Co-Conveners: Giovanni Zanchetta, Kathleen Nicoll
Archaeological sites and their stratigraphies preserve the remains of cultural adaptations of our ancestors. Archaeological layers also preserve evidence of climatic and environmental changes. For these reasons, geological investigations of archaeological sediments provide valuable opportunities to learn from the past, and for documenting the diversity of human responses to climate and landscape changes. Moreover, terrestrial contexts such as stratified excavations, open-air and cave anthropogenic sediments represent sequences that correlate with natural deposits and offer the opportunity to independently date geological events. Well-dated geochronologies and sequenced archaeological remains include intercalated sedimentary sequences and embedded tephra layers that are powerful stratigraphic markers.
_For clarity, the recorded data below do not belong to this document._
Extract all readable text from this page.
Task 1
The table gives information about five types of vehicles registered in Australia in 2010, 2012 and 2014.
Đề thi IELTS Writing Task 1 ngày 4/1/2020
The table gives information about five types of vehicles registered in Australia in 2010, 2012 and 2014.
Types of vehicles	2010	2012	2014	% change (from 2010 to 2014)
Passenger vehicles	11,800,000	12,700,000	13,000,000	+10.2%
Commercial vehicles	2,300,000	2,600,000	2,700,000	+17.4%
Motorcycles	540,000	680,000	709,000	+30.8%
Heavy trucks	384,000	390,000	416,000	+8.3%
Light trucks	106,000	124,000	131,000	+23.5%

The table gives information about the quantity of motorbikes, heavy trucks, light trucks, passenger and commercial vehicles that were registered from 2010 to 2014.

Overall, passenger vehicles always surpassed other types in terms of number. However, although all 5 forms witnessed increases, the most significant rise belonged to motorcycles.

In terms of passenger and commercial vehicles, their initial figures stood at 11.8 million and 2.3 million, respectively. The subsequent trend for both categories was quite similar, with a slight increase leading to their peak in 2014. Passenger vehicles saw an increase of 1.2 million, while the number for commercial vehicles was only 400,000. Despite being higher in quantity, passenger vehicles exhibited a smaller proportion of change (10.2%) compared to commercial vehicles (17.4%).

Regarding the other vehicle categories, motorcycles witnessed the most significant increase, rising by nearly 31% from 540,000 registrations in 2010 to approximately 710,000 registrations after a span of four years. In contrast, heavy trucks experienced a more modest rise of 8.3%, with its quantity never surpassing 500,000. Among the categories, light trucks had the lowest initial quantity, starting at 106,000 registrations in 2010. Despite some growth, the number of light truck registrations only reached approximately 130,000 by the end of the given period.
Geologic and stratigraphic tools help reconstruct the sedimentary and post-sedimentary processes contributing to the archaeological record. In this session, we will consider cross-disciplinary studies with archaeological stratigraphies from around the world over the time span covering the Quaternary and the Anthropocene, focusing on the inter-relationships between Archaeology and Quaternary Geology and Stratigraphy.
The proceedings of the session will be printed on an international journal. The conveners will submit a proposal to Quaternary International.